Communiqué (27 Octobre 2008)
Aujourd’hui, aucune contrepartie significative n’est donnée par les banques françaises aidées.
Comme l’ont préconisé l’ensemble des socialistes européens et Ségolène Royal en particulier, nous demandons
Une entrée de l’État dans le capital des banques avec la garantie du maintien de la distribution des crédits aux particuliers et aux PME au niveau de 2007.
La suppression de tous les bonus pour 2008 et leur redéfinition pour l’avenir.
Le non versement de dividende pour les actionnaires tant que la situation ne sera pas redevenue normale.
et enfin la présence de représentants de l’État dans les conseils d’administration.
Ces contreparties n’ont rien d’excessif : Gordon Brown les a toutes imposées aux banques britanniques.

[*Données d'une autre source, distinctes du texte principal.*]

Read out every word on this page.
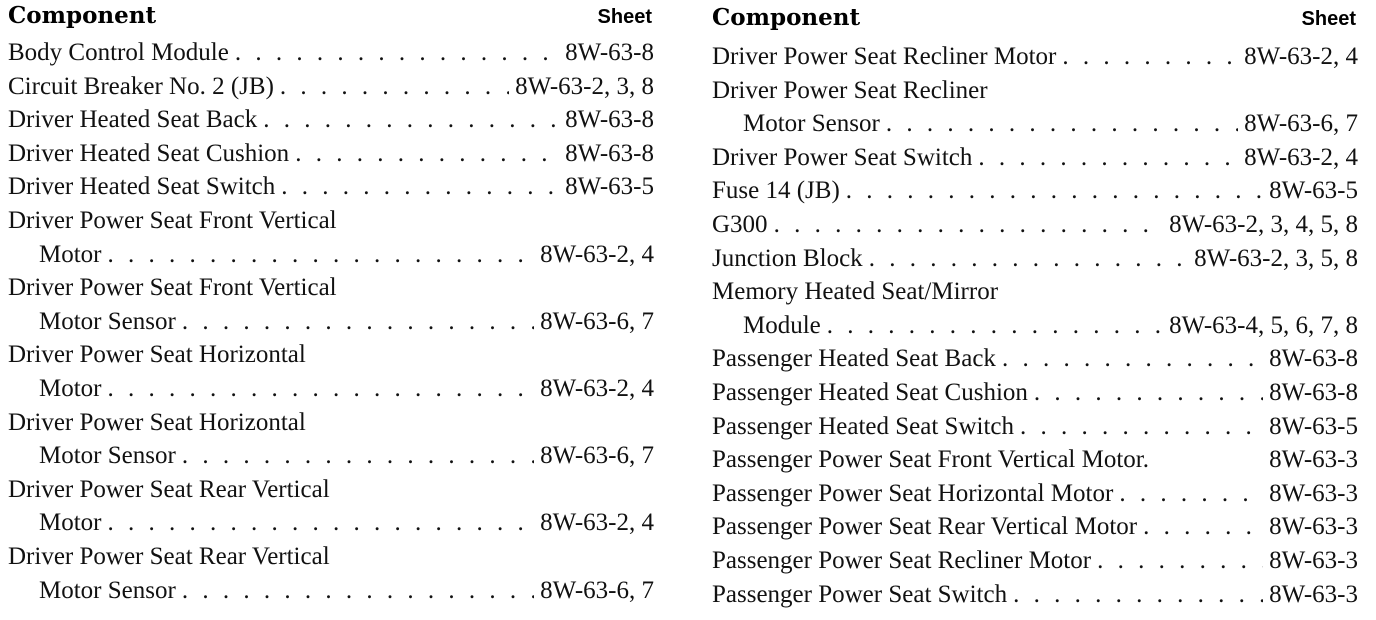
Component	Sheet
Body Control Module . . .	8W-63-8
Circuit Breaker No. 2 (JB) . . .	8W-63-2, 3, 8
Driver Heated Seat Back . . .	8W-63-8
Driver Heated Seat Cushion . . .	8W-63-8
Driver Heated Seat Switch . . .	8W-63-5
Driver Power Seat Front Vertical
Motor . . .	8W-63-2, 4
Driver Power Seat Front Vertical
Motor Sensor . . .	8W-63-6, 7
Driver Power Seat Horizontal
Motor . . .	8W-63-2, 4
Driver Power Seat Horizontal
Motor Sensor . . .	8W-63-6, 7
Driver Power Seat Rear Vertical
Motor . . .	8W-63-2, 4
Driver Power Seat Rear Vertical
Motor Sensor . . .	8W-63-6, 7
Component	Sheet
Driver Power Seat Recliner Motor . . .	8W-63-2, 4
Driver Power Seat Recliner
Motor Sensor . . .	8W-63-6, 7
Driver Power Seat Switch . . .	8W-63-2, 4
Fuse 14 (JB) . . .	8W-63-5
G300 . . .	8W-63-2, 3, 4, 5, 8
Junction Block . . .	8W-63-2, 3, 5, 8
Memory Heated Seat/Mirror
Module . . .	8W-63-4, 5, 6, 7, 8
Passenger Heated Seat Back . . .	8W-63-8
Passenger Heated Seat Cushion . . .	8W-63-8
Passenger Heated Seat Switch . . .	8W-63-5
Passenger Power Seat Front Vertical Motor.	8W-63-3
Passenger Power Seat Horizontal Motor . . .	8W-63-3
Passenger Power Seat Rear Vertical Motor . . .	8W-63-3
Passenger Power Seat Recliner Motor . . .	8W-63-3
Passenger Power Seat Switch . . .	8W-63-3
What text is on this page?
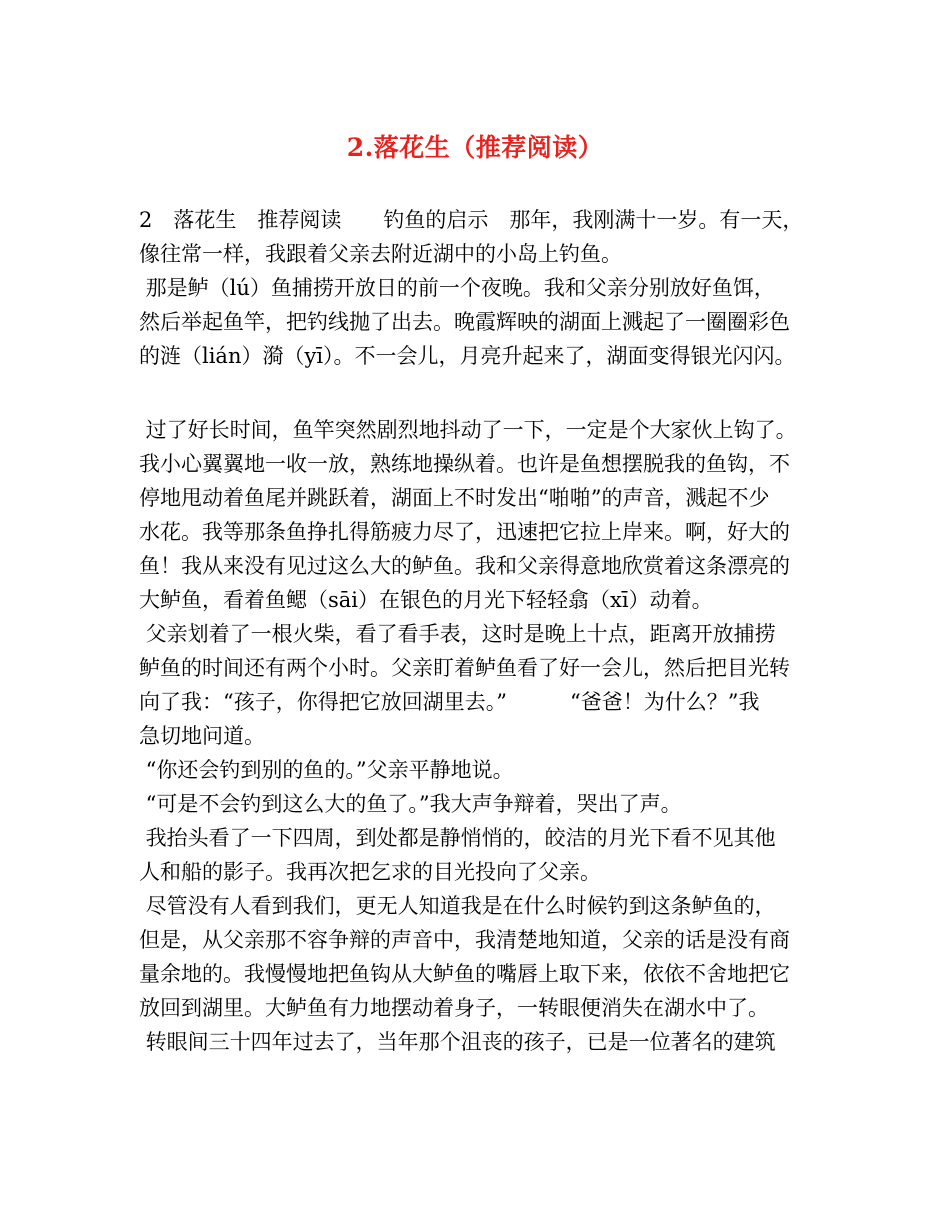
2.落花生（推荐阅读）
2　落花生　推荐阅读　　钓鱼的启示　那年，我刚满十一岁。有一天，
像往常一样，我跟着父亲去附近湖中的小岛上钓鱼。
那是鲈（lú）鱼捕捞开放日的前一个夜晚。我和父亲分别放好鱼饵，
然后举起鱼竿，把钓线抛了出去。晚霞辉映的湖面上溅起了一圈圈彩色
的涟（lián）漪（yī）。不一会儿，月亮升起来了，湖面变得银光闪闪。
过了好长时间，鱼竿突然剧烈地抖动了一下，一定是个大家伙上钩了。
我小心翼翼地一收一放，熟练地操纵着。也许是鱼想摆脱我的鱼钩，不
停地甩动着鱼尾并跳跃着，湖面上不时发出“啪啪”的声音，溅起不少
水花。我等那条鱼挣扎得筋疲力尽了，迅速把它拉上岸来。啊，好大的
鱼！我从来没有见过这么大的鲈鱼。我和父亲得意地欣赏着这条漂亮的
大鲈鱼，看着鱼鳃（sāi）在银色的月光下轻轻翕（xī）动着。
父亲划着了一根火柴，看了看手表，这时是晚上十点，距离开放捕捞
鲈鱼的时间还有两个小时。父亲盯着鲈鱼看了好一会儿，然后把目光转
向了我：“孩子，你得把它放回湖里去。”　　　“爸爸！为什么？”我
急切地问道。
“你还会钓到别的鱼的。”父亲平静地说。
“可是不会钓到这么大的鱼了。”我大声争辩着，哭出了声。
我抬头看了一下四周，到处都是静悄悄的，皎洁的月光下看不见其他
人和船的影子。我再次把乞求的目光投向了父亲。
尽管没有人看到我们，更无人知道我是在什么时候钓到这条鲈鱼的，
但是，从父亲那不容争辩的声音中，我清楚地知道，父亲的话是没有商
量余地的。我慢慢地把鱼钩从大鲈鱼的嘴唇上取下来，依依不舍地把它
放回到湖里。大鲈鱼有力地摆动着身子，一转眼便消失在湖水中了。
转眼间三十四年过去了，当年那个沮丧的孩子，已是一位著名的建筑
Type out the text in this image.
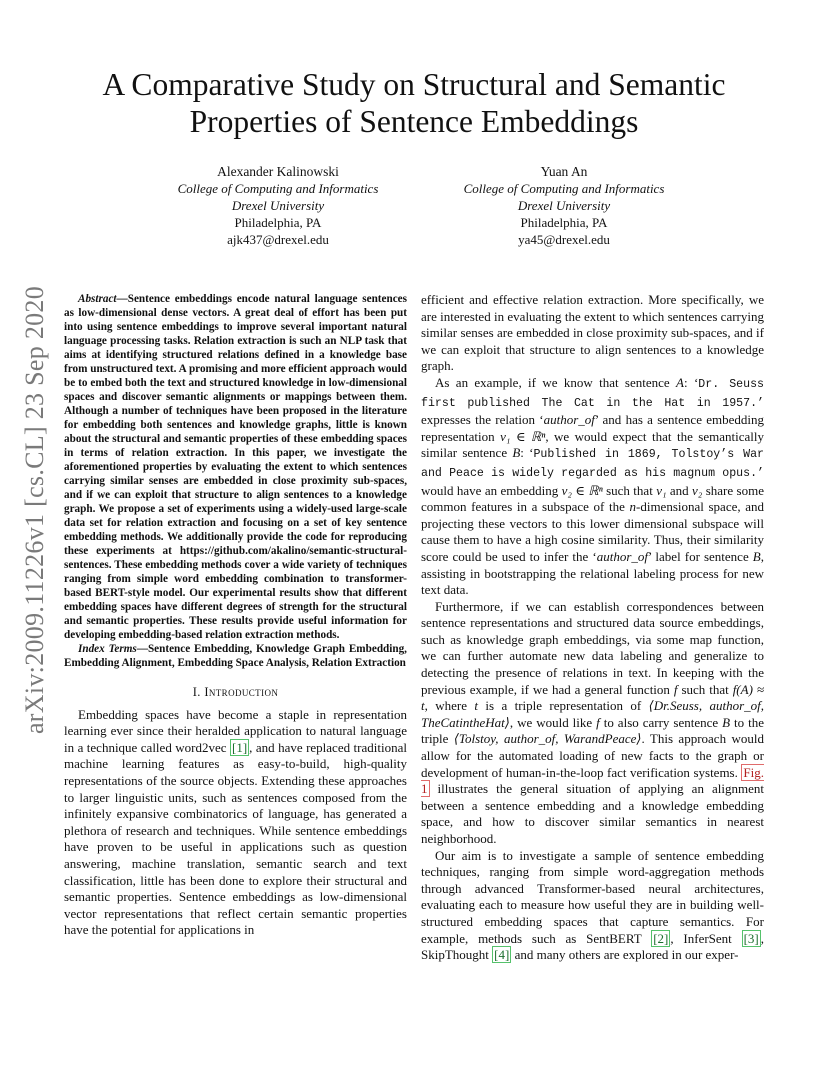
arXiv:2009.11226v1 [cs.CL] 23 Sep 2020
A Comparative Study on Structural and Semantic Properties of Sentence Embeddings
Alexander Kalinowski
College of Computing and Informatics
Drexel University
Philadelphia, PA
ajk437@drexel.edu
Yuan An
College of Computing and Informatics
Drexel University
Philadelphia, PA
ya45@drexel.edu

Abstract—Sentence embeddings encode natural language sentences as low-dimensional dense vectors. A great deal of effort has been put into using sentence embeddings to improve several important natural language processing tasks. Relation extraction is such an NLP task that aims at identifying structured relations defined in a knowledge base from unstructured text. A promising and more efficient approach would be to embed both the text and structured knowledge in low-dimensional spaces and discover semantic alignments or mappings between them. Although a number of techniques have been proposed in the literature for embedding both sentences and knowledge graphs, little is known about the structural and semantic properties of these embedding spaces in terms of relation extraction. In this paper, we investigate the aforementioned properties by evaluating the extent to which sentences carrying similar senses are embedded in close proximity sub-spaces, and if we can exploit that structure to align sentences to a knowledge graph. We propose a set of experiments using a widely-used large-scale data set for relation extraction and focusing on a set of key sentence embedding methods. We additionally provide the code for reproducing these experiments at https://github.com/akalino/semantic-structural-sentences. These embedding methods cover a wide variety of techniques ranging from simple word embedding combination to transformer-based BERT-style model. Our experimental results show that different embedding spaces have different degrees of strength for the structural and semantic properties. These results provide useful information for developing embedding-based relation extraction methods.

Index Terms—Sentence Embedding, Knowledge Graph Embedding, Embedding Alignment, Embedding Space Analysis, Relation Extraction

I. Introduction

Embedding spaces have become a staple in representation learning ever since their heralded application to natural language in a technique called word2vec [1] , and have replaced traditional machine learning features as easy-to-build, high-quality representations of the source objects. Extending these approaches to larger linguistic units, such as sentences composed from the infinitely expansive combinatorics of language, has generated a plethora of research and techniques. While sentence embeddings have proven to be useful in applications such as question answering, machine translation, semantic search and text classification, little has been done to explore their structural and semantic properties. Sentence embeddings as low-dimensional vector representations that reflect certain semantic properties have the potential for applications in

efficient and effective relation extraction. More specifically, we are interested in evaluating the extent to which sentences carrying similar senses are embedded in close proximity sub-spaces, and if we can exploit that structure to align sentences to a knowledge graph.

As an example, if we know that sentence A: ‘Dr. Seuss first published The Cat in the Hat in 1957.’ expresses the relation ‘author_of’ and has a sentence embedding representation v₁ ∈ ℝⁿ, we would expect that the semantically similar sentence B: ‘Published in 1869, Tolstoy’s War and Peace is widely regarded as his magnum opus.’ would have an embedding v₂ ∈ ℝⁿ such that v₁ and v₂ share some common features in a subspace of the n-dimensional space, and projecting these vectors to this lower dimensional subspace will cause them to have a high cosine similarity. Thus, their similarity score could be used to infer the ‘author_of’ label for sentence B, assisting in bootstrapping the relational labeling process for new text data.

Furthermore, if we can establish correspondences between sentence representations and structured data source embeddings, such as knowledge graph embeddings, via some map function, we can further automate new data labeling and generalize to detecting the presence of relations in text. In keeping with the previous example, if we had a general function f such that f(A) ≈ t, where t is a triple representation of ⟨Dr.Seuss, author_of, TheCatintheHat⟩, we would like f to also carry sentence B to the triple ⟨Tolstoy, author_of, WarandPeace⟩. This approach would allow for the automated loading of new facts to the graph or development of human-in-the-loop fact verification systems. Fig. 1 illustrates the general situation of applying an alignment between a sentence embedding and a knowledge embedding space, and how to discover similar semantics in nearest neighborhood.

Our aim is to investigate a sample of sentence embedding techniques, ranging from simple word-aggregation methods through advanced Transformer-based neural architectures, evaluating each to measure how useful they are in building well-structured embedding spaces that capture semantics. For example, methods such as SentBERT [2] , InferSent [3] , SkipThought [4] and many others are explored in our exper-
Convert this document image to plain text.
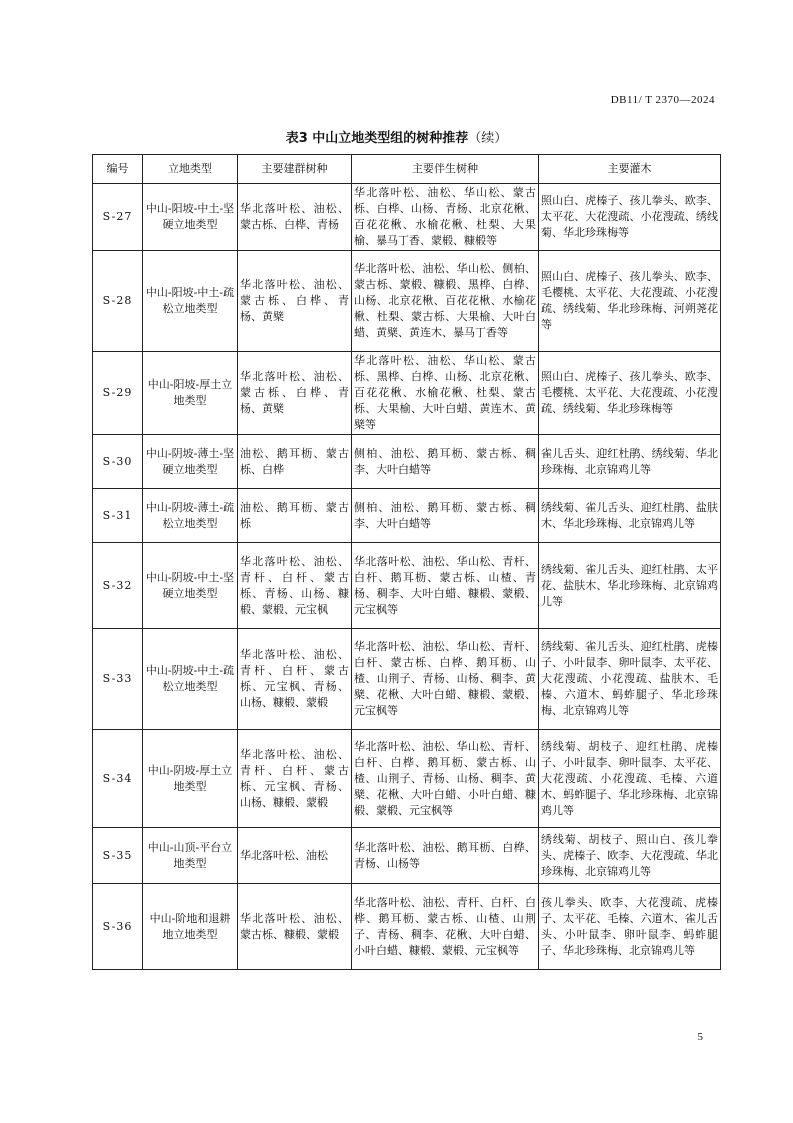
DB11/ T 2370—2024
表3 中山立地类型组的树种推荐（续）
编号	立地类型	主要建群树种	主要伴生树种	主要灌木
S-27	中山-阳坡-中土-坚硬立地类型	华北落叶松、油松、蒙古栎、白桦、青杨	华北落叶松、油松、华山松、蒙古栎、白桦、山杨、青杨、北京花楸、百花花楸、水榆花楸、杜梨、大果榆、暴马丁香、蒙椴、糠椴等	照山白、虎榛子、孩儿拳头、欧李、太平花、大花溲疏、小花溲疏、绣线菊、华北珍珠梅等
S-28	中山-阳坡-中土-疏松立地类型	华北落叶松、油松、蒙古栎、白桦、青杨、黄檗	华北落叶松、油松、华山松、侧柏、蒙古栎、蒙椴、糠椴、黑桦、白桦、山杨、北京花楸、百花花楸、水榆花楸、杜梨、蒙古栎、大果榆、大叶白蜡、黄檗、黄连木、暴马丁香等	照山白、虎榛子、孩儿拳头、欧李、毛樱桃、太平花、大花溲疏、小花溲疏、绣线菊、华北珍珠梅、河朔荛花等
S-29	中山-阳坡-厚土立地类型	华北落叶松、油松、蒙古栎、白桦、青杨、黄檗	华北落叶松、油松、华山松、蒙古栎、黑桦、白桦、山杨、北京花楸、百花花楸、水榆花楸、杜梨、蒙古栎、大果榆、大叶白蜡、黄连木、黄檗等	照山白、虎榛子、孩儿拳头、欧李、毛樱桃、太平花、大花溲疏、小花溲疏、绣线菊、华北珍珠梅等
S-30	中山-阴坡-薄土-坚硬立地类型	油松、鹅耳枥、蒙古栎、白桦	侧柏、油松、鹅耳枥、蒙古栎、稠李、大叶白蜡等	雀儿舌头、迎红杜鹃、绣线菊、华北珍珠梅、北京锦鸡儿等
S-31	中山-阴坡-薄土-疏松立地类型	油松、鹅耳枥、蒙古栎	侧柏、油松、鹅耳枥、蒙古栎、稠李、大叶白蜡等	绣线菊、雀儿舌头、迎红杜鹃、盐肤木、华北珍珠梅、北京锦鸡儿等
S-32	中山-阴坡-中土-坚硬立地类型	华北落叶松、油松、青杆、白杆、蒙古栎、青杨、山杨、糠椴、蒙椴、元宝枫	华北落叶松、油松、华山松、青杆、白杆、鹅耳枥、蒙古栎、山楂、青杨、稠李、大叶白蜡、糠椴、蒙椴、元宝枫等	绣线菊、雀儿舌头、迎红杜鹃、太平花、盐肤木、华北珍珠梅、北京锦鸡儿等
S-33	中山-阴坡-中土-疏松立地类型	华北落叶松、油松、青杆、白杆、蒙古栎、元宝枫、青杨、山杨、糠椴、蒙椴	华北落叶松、油松、华山松、青杆、白杆、蒙古栎、白桦、鹅耳枥、山楂、山荆子、青杨、山杨、稠李、黄檗、花楸、大叶白蜡、糠椴、蒙椴、元宝枫等	绣线菊、雀儿舌头、迎红杜鹃、虎榛子、小叶鼠李、卵叶鼠李、太平花、大花溲疏、小花溲疏、盐肤木、毛榛、六道木、蚂蚱腿子、华北珍珠梅、北京锦鸡儿等
S-34	中山-阴坡-厚土立地类型	华北落叶松、油松、青杆、白杆、蒙古栎、元宝枫、青杨、山杨、糠椴、蒙椴	华北落叶松、油松、华山松、青杆、白杆、白桦、鹅耳枥、蒙古栎、山楂、山荆子、青杨、山杨、稠李、黄檗、花楸、大叶白蜡、小叶白蜡、糠椴、蒙椴、元宝枫等	绣线菊、胡枝子、迎红杜鹃、虎榛子、小叶鼠李、卵叶鼠李、太平花、大花溲疏、小花溲疏、毛榛、六道木、蚂蚱腿子、华北珍珠梅、北京锦鸡儿等
S-35	中山-山顶-平台立地类型	华北落叶松、油松	华北落叶松、油松、鹅耳枥、白桦、青杨、山杨等	绣线菊、胡枝子、照山白、孩儿拳头、虎榛子、欧李、大花溲疏、华北珍珠梅、北京锦鸡儿等
S-36	中山-阶地和退耕地立地类型	华北落叶松、油松、蒙古栎、糠椴、蒙椴	华北落叶松、油松、青杆、白杆、白桦、鹅耳枥、蒙古栎、山楂、山荆子、青杨、稠李、花楸、大叶白蜡、小叶白蜡、糠椴、蒙椴、元宝枫等	孩儿拳头、欧李、大花溲疏、虎榛子、太平花、毛榛、六道木、雀儿舌头、小叶鼠李、卵叶鼠李、蚂蚱腿子、华北珍珠梅、北京锦鸡儿等
5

Lorsque François Fillon évoque le cas de Dexia, il oublie de rappeler que le gouvernement a accepté de sauver ce groupe financier tout en restant un actionnaire minoritaire alors que les 3 milliards de capital apportés par l’État auraient dû logiquement se traduire par une prise de contrôle majoritaire de la société.
De la même façon il omet de préciser que dans le cadre du plan de sauvetage aux banques, le gouvernement français leur a confié les clefs de la société créée pour gérer les milliards de crédits qu’il s’est engagé à leur apporter, en leur accordant généreusement deux tiers du capital de cette entité bien que les crédits en question soient financés uniquement par l’État.
La seule contrepartie précise qui ait été demandée jusqu’ici aux banques françaises en échange de ce plan de sauvetage a été de souscrire au code de conduite proposé par le Medef et l’Association française des entreprises privées…
Est-il acceptable d’apporter autant de capitaux sans contreparties, alors que le gouvernement manque tellement de moyens pour soutenir l’économie réelle ?
Il ne fait aucun doute que si nous avions été au pouvoir, nous aurions dès le départ mis en place un plan de relance des PME, de l’investissement et de la consommation.